During a recent panel discussion on conspiracy movements, UQAM clinical psychology professor Ghayda Hassan helped us understand that, throughout history, fear campaigns have never been an effective way to compel people to modify their behaviours and follow governmental measures. What’s needed, as we well know, is for government authorities to be coherent and transparent. Yet, with the majority of our questions still hanging in the balance, one has to wonder about their chosen communication strategy.
A Police State is not a Determinant of Health
The curfew announced yesterday raises questions, not only in terms of how it is meant to help control the pandemic but also in terms of human rights. Who is responsible for enforcing this curfew, and how? Why have public health measures become a matter for police to handle? An important question, particularly when the last few months have demonstrated how racial profiling and systemic racism continues to be a problem for law enforcement.
We know we’re all running out of steam. Today, doing everything they can to keep our public health afloat, workers, mothers, citizens are all nearing burnout. Some are already there. All the more reason why efforts must be effective, relevant and invested in the right places. We need solutions that will support the public services we’ve sadly watched become dismantled over recent years. We need solutions that are informed by sound scientific evidence.
“(…) if we are to successfully contend with COVID-19, certain things must be rectified and fast. This includes understanding that virus transmission is primarily a function of aerosols and taking action on improving indoor ventilation in both our schools and our health institutions. This also includes securing the necessary resources to improve testing capacity and contact tracing, putting a real end to healthcare workers travelling daily between different care institutions, improving working conditions to help healthcare workers stay on the job and stop contending with burnout, organizing vaccination efforts to effectively reach those who are most vulnerable, at risk, and asking to be vaccinated, etc.,” explains Alexandra Pierre, President of Ligue des droits et libertés in their January 6 press release.
Though lost in the shuffle during the daily press briefings throughout the pandemic, the community sector and its concerns remain on target. In an article published last year in March, L’R denounced the lack of diversity among decision makers involved in managing the health crisis. Decisions informed solely by the views of white men of privilege inevitably lead to blind spots which leave many out of the equation. What are individuals who are homeless to do after 8 p.m.? We are told that shelters will be made available to them, so are we to believe that the capacity of homeless shelters can now magically meet all these needs? What about sex workers who cannot claim COVID-19 benefits? If working nights is how they put food on the table and pay rent, what are their options now? Should evening support groups for victims of domestic violence simply close up shop? Will women leaving their homes to get help be arrested? It’s tenuous to ask that we trust the good judgment of police officers who have not had adequate gender and racial training.
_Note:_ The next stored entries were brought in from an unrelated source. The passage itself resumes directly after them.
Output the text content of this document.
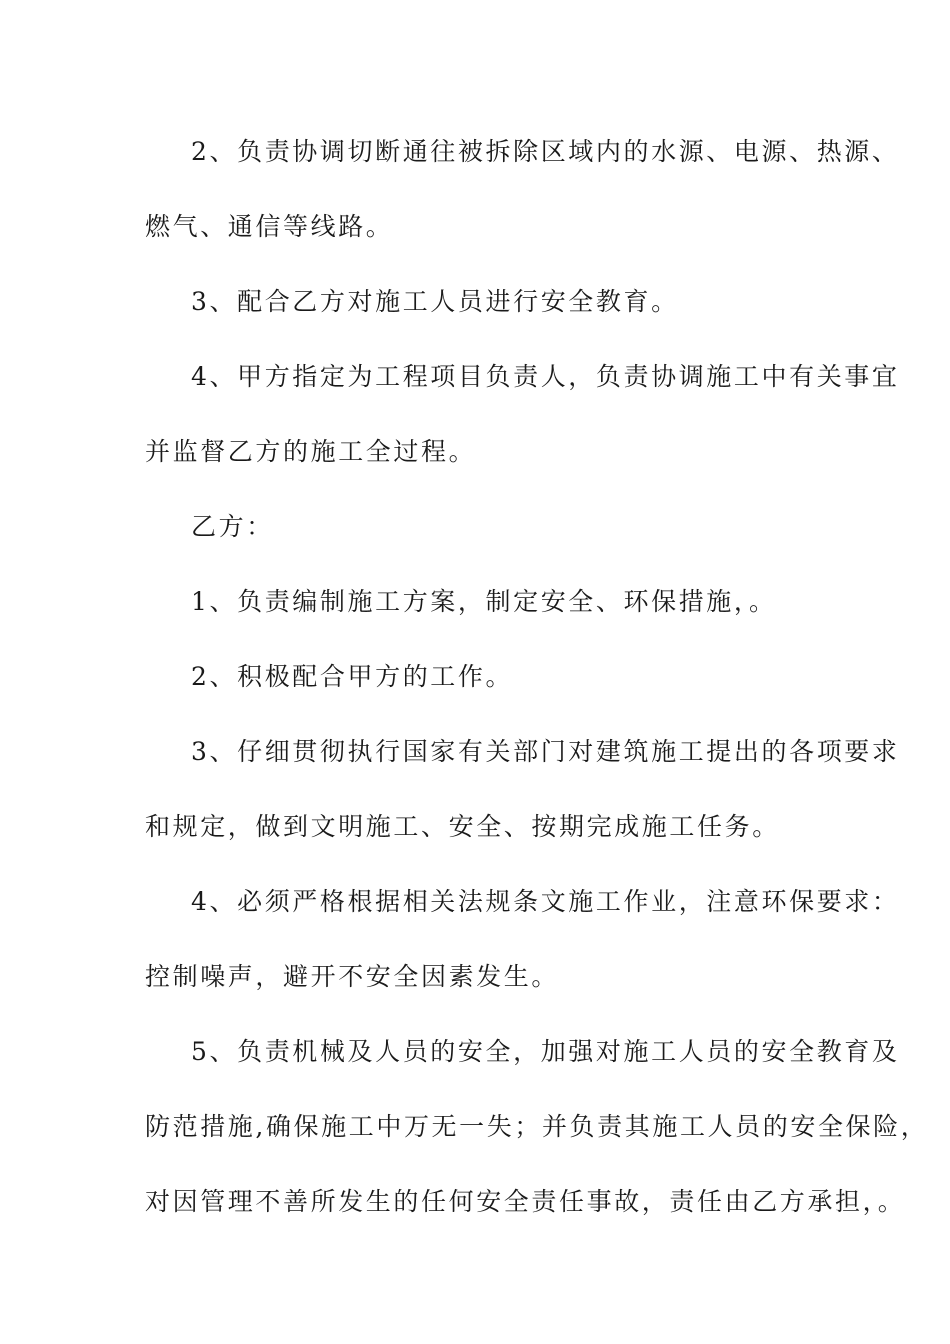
2、负责协调切断通往被拆除区域内的水源、电源、热源、
燃气、通信等线路。
3、配合乙方对施工人员进行安全教育。
4、甲方指定为工程项目负责人，负责协调施工中有关事宜
并监督乙方的施工全过程。
乙方：
1、负责编制施工方案，制定安全、环保措施，。
2、积极配合甲方的工作。
3、仔细贯彻执行国家有关部门对建筑施工提出的各项要求
和规定，做到文明施工、安全、按期完成施工任务。
4、必须严格根据相关法规条文施工作业，注意环保要求：
控制噪声，避开不安全因素发生。
5、负责机械及人员的安全，加强对施工人员的安全教育及
防范措施,确保施工中万无一失；并负责其施工人员的安全保险，
对因管理不善所发生的任何安全责任事故，责任由乙方承担，。
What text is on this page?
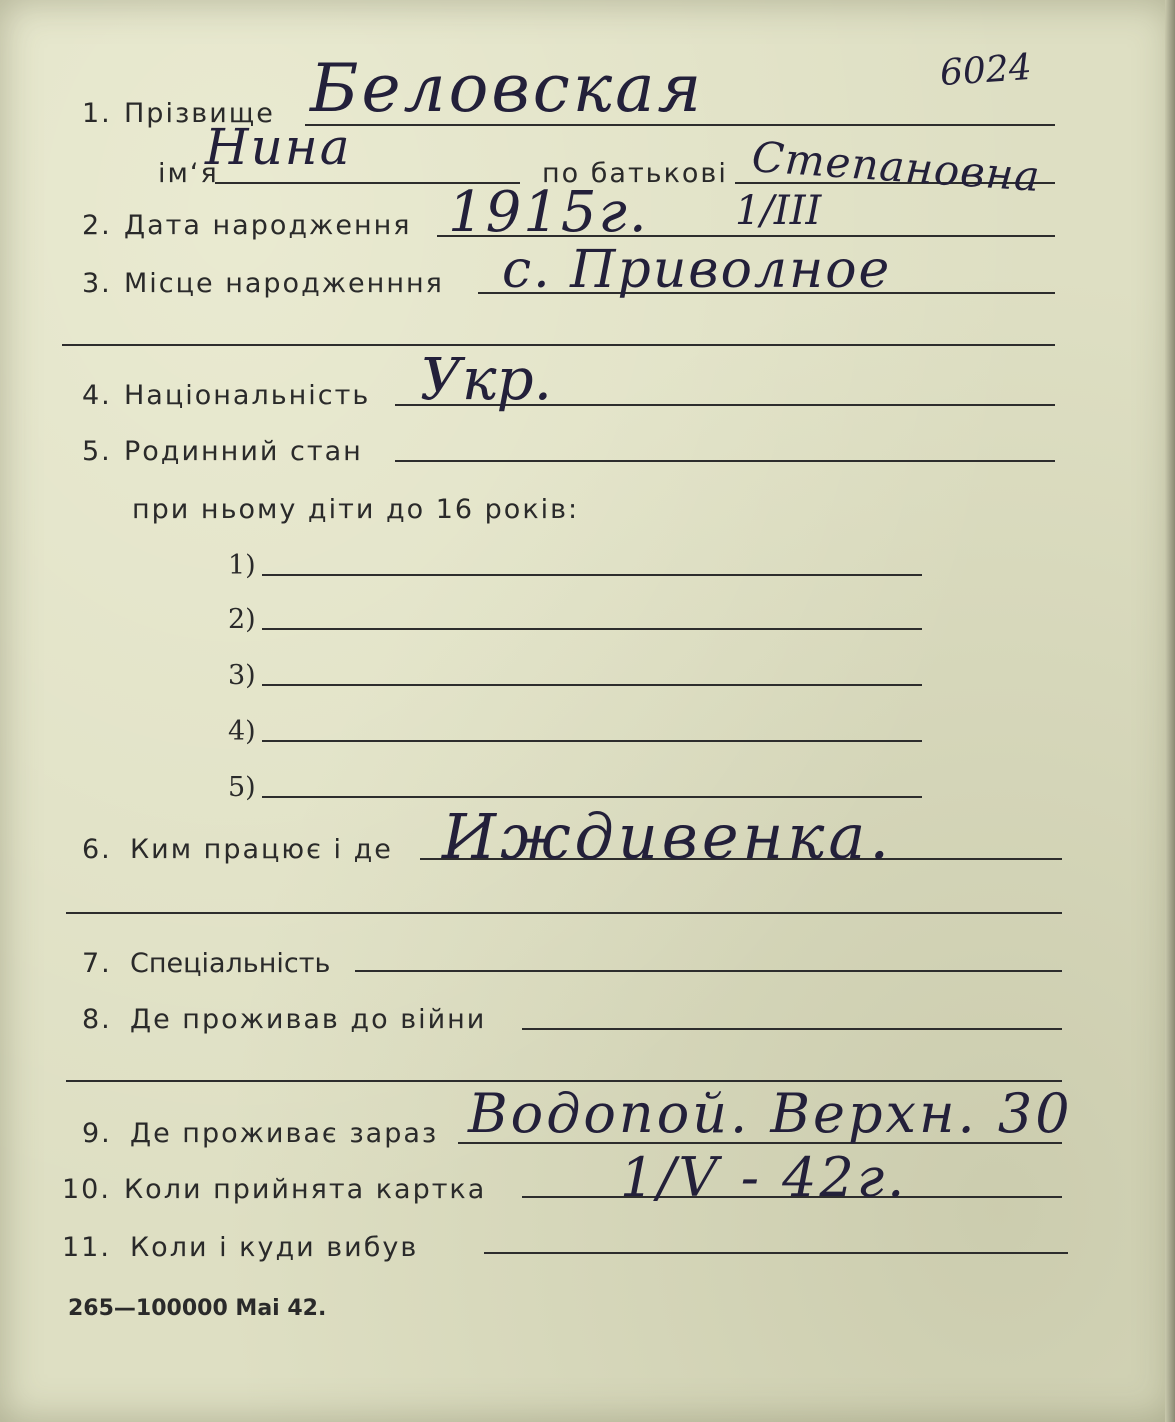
1. Прізвище Беловская	6024
ім‘я
Нина	по батькові Степановна
2. Дата народження 1915г. 1/III
3. Місце народженння с. Приволное
4. Національність Укр.
5. Родинний стан
при ньому діти до 16 років:
1)
2)
3)
4)
5)
6. Ким працює і де Иждивенка.
7. Спеціальність
8. Де проживав до війни
9. Де проживає зараз Водопой. Верхн. 30
10. Коли прийнята картка 1/V - 42г.
11. Коли і куди вибув
265—100000 Mai 42.
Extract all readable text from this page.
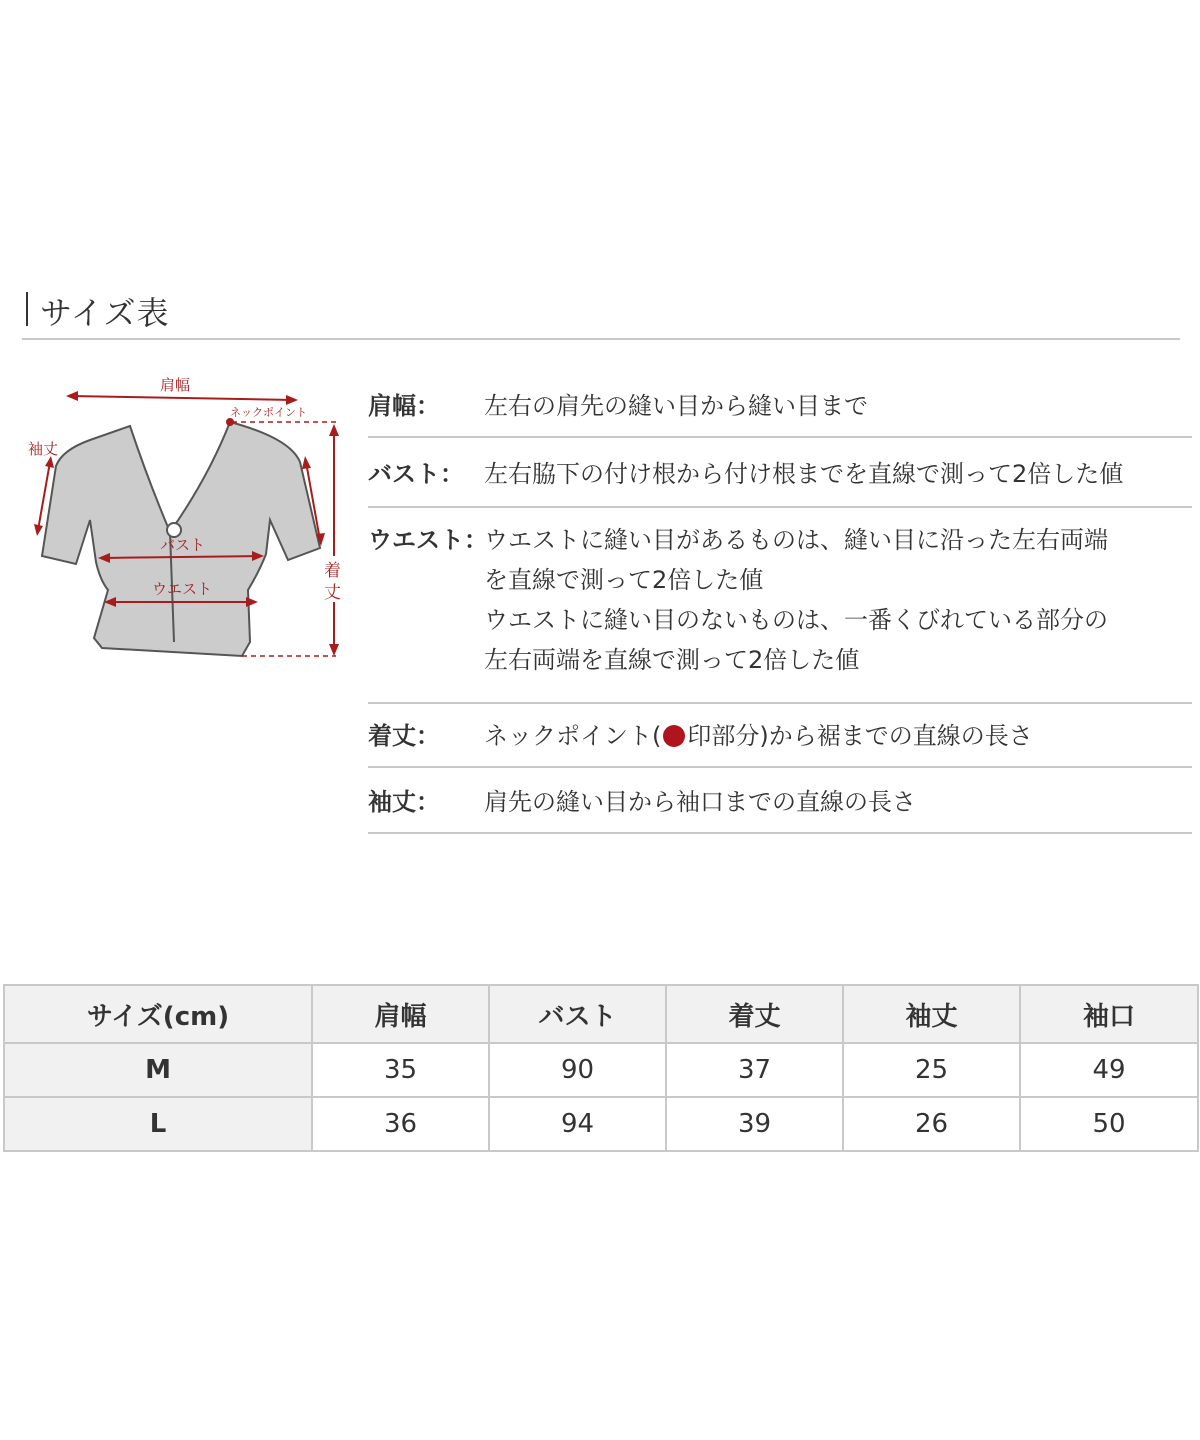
サイズ表
肩幅
ネックポイント
袖丈
バスト
ウエスト
着
丈
肩幅： 左右の肩先の縫い目から縫い目まで
バスト： 左右脇下の付け根から付け根までを直線で測って2倍した値
ウエスト：
ウエストに縫い目があるものは、縫い目に沿った左右両端
を直線で測って2倍した値
ウエストに縫い目のないものは、一番くびれている部分の
左右両端を直線で測って2倍した値
着丈： ネックポイント( 印部分)から裾までの直線の長さ
袖丈： 肩先の縫い目から袖口までの直線の長さ
サイズ(cm)	肩幅	バスト	着丈	袖丈	袖口
M	35	90	37	25	49
L	36	94	39	26	50
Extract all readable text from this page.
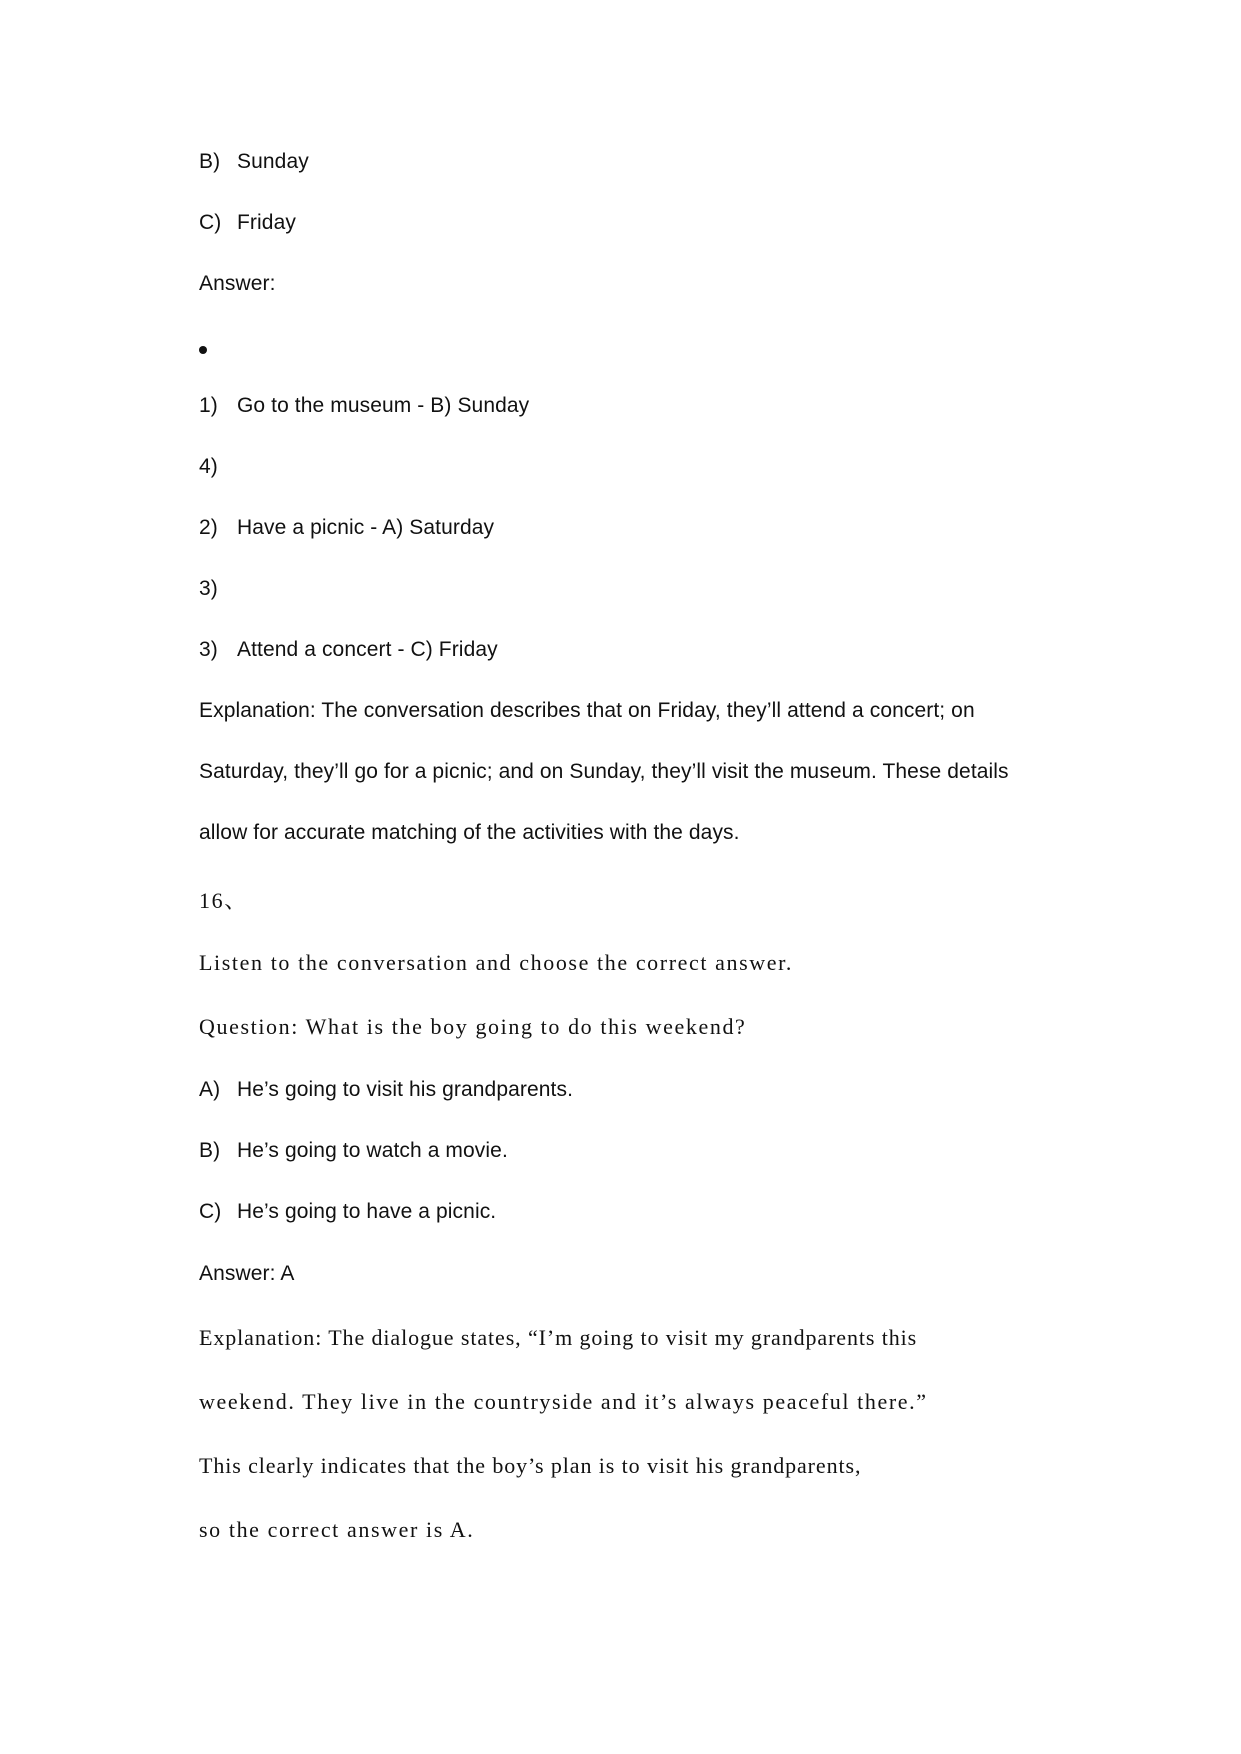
B) Sunday
C) Friday
Answer:
1) Go to the museum - B) Sunday
4)
2) Have a picnic - A) Saturday
3)
3) Attend a concert - C) Friday
Explanation: The conversation describes that on Friday, they’ll attend a concert; on
Saturday, they’ll go for a picnic; and on Sunday, they’ll visit the museum. These details
allow for accurate matching of the activities with the days.
16、
Listen to the conversation and choose the correct answer.
Question: What is the boy going to do this weekend?
A) He’s going to visit his grandparents.
B) He’s going to watch a movie.
C) He’s going to have a picnic.
Answer: A
Explanation: The dialogue states, “I’m going to visit my grandparents this
weekend. They live in the countryside and it’s always peaceful there.”
This clearly indicates that the boy’s plan is to visit his grandparents,
so the correct answer is A.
One thing is certain: until these blind spots are eliminated, women’s centres will be there, for as long as it takes, to demand more coherence in how this health crisis is managed. Using fear and increasing police power are simply not the right ingredients to solve this problem.
During a December 9 parliamentary commission session, co-spokesperson for Québec solidaire Gabriel Nadeau-Dubois asked Québec Public Health Director Dr. Arruda whether he would heed recommendations about building ventilation and take stock of aerosol virus transmission. Dr. Arruda stated that he was waiting for an expert report on the matter before making a decision. A month later, we have still not yet seen this report and we continue to wait for his answer.
During yesterday’s press conference, a journalist asked Dr. Arruda about what evidence lay behind the curfew strategy as a good way to reduce hospitalizations. His answer: none. Instead, he explained that measuring the effectiveness of individual measures was not possible. Yet, he had not been asked about rates of effectiveness, but about scientific evidence. Quebecers are entitled to know on what basis their rights and liberties are being impinged upon. The government must absolutely disclose the expert reports on which decisions are taken. We have a right to know what science says about these measures. We need to gauge the extent to which partisan politics are part of the decision-making process. Our position is that public health authorities have a duty to inform citizens about what drives public health measures during times of crisis.
We must all demand transparency, especially women’s groups. Women have been particularly impacted by the choices made by government during this pandemic, as evidenced in underfunded sectors where women make up the majority of the workforce, where working conditions are difficult, and where women make up the majority of service users. The fact that women’s rights are overlooked time and again during times of crisis — in the name of the common good — is not new. Countless mothers stay home when the local daycare is closed. Countless more healthcare attendants do not get vacation when long-term care homes are short on personnel. When the rights and liberties of a few are taken away, we must all be concerned.
“Never forget that a political, economic or religious crisis will be enough to cast doubt on women’s rights. These rights will never be vested. You will have to stay vigilant your whole life.”
Thanks for this reminder, Simone. On this we will stay vigilant. On this we will keep a critical eye.